Share This Article

Buffalo Bill on the Silver Screen: The Films of William F. Cody, by Sandra K. Sagala, University of Oklahoma Press, Norman, 2013, $24.95

William Frederick “Buffalo Bill” Cody—Pony Express rider, Army scout, buffalo hunter, Wild West showman and…film star? Well, yes. In the early 20th century, well before Joel McCrea’s saccharine salute to the showman or Paul Newman’s mean-spirited portrayal as a boorish Buffalo Bill, Cody himself sought to capture on film a firsthand account of his life and military exploits. The tireless promoter’s ambition: “to instruct and educate the Eastern public to respect the denizens of the West by giving them a true, untinseled representation of a page of frontier history that is fast passing away.”

Cody’s efforts to preserve that history on film is the subject of Sandra Sagala’s Buffalo Bill on the Silver Screen, the first title in the William F. Cody Series on the History and Culture of the American West, a collaboration between the University of Oklahoma Press and The Papers of William F. Cody at the Buffalo Bill Center of the West in Cody, Wyo. The series editors’ intent is to “document the historic evolution and idealization of the American West” through Cody’s eyes. They chose the showman specifically because his life spanned the frontier era and the modern era in a scope approached by no other figure of his day.

Buffalo Bill spent 30 years in the show arena, riding it to unprecedented financial success and celebrity both at home and internationally. He kept up appearances even as his health and fortunes waned. But the former scout wasn’t caught off guard. Early on he’d recognized the shift in popular tastes from live shows to the big screen, and he intended to ride that wave out of indebtedness into a comfortable retirement.

Cody’s first flirtation with filmmaking came in September 1894 at the West Orange, N.J., studio of famed inventor Thomas Edison, who was experimenting with his early Kinetoscope camera. Edison remained skeptical of his invention’s financial viability, while Cody was intrigued but far too busy with his ascendant Wild West to give it much thought. But in 1910, with his show in decline and nickelodeon attendance on the rise, Cody signed his first motion picture contract. The resulting film, The Life of Buffalo Bill, was a sprawling mess, shot under three producers, and saw only a limited run.

When the Wild West disbanded for good in 1913, however, Cody threw himself into an ambitious film project based on his role in the Indian wars and pitched as “the plain, unvarnished history of the March of Civilization west of the Mississippi River.” For added realism he sought the participation of the Army and the Oglala Lakotas of South Dakota’s Pine Ridge Reservation. No less than a figure than Lt. Gen. Nelson Miles, architect of the final battles of the Indian wars, served as the film’s technical adviser.

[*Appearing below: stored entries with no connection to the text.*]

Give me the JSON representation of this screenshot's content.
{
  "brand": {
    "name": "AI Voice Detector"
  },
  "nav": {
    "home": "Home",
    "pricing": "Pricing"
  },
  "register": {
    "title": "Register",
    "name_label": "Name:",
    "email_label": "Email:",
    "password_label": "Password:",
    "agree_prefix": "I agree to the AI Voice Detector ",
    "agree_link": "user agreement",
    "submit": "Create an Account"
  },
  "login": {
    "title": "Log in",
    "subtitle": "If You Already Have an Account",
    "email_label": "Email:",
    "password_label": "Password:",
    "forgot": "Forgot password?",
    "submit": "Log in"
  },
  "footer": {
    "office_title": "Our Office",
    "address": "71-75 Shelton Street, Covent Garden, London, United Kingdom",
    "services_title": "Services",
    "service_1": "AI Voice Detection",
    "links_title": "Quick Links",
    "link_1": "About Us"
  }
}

In the end all the striving for historical accuracy, exhaustive filming (The Indian Wars ran nearly 2 1/2 hours), extensive postproduction and hyperbolic promotion couldn’t sway a capricious public enough to reap the profits on which Cody was relying. Even as the film opened in theaters in 1914, the showman was forced by financial necessity to emerge from retirement, riding first for the Sells-Floto Circus and finally for the Miller Brothers’ 101 Ranch. Cody performed in his last shows at age 70 in November 1916, his joints racked with pain, his kidneys failing. Two months later, on Jan. 10, 1917, he was dead.

Buffalo Bill has since appeared as a character in dozens of films and scores of television episodes, but only three minutes of his epic Indian Wars survive. Sagala provides an appendix of the various portrayals, as well as the productions in which Cody played a direct role. Further resources are available on the Cody Studies digital research platform, including an interactive timeline of Cody’s involvement in motion pictures. The ongoing scholarship preserves his legacy far better than any film could.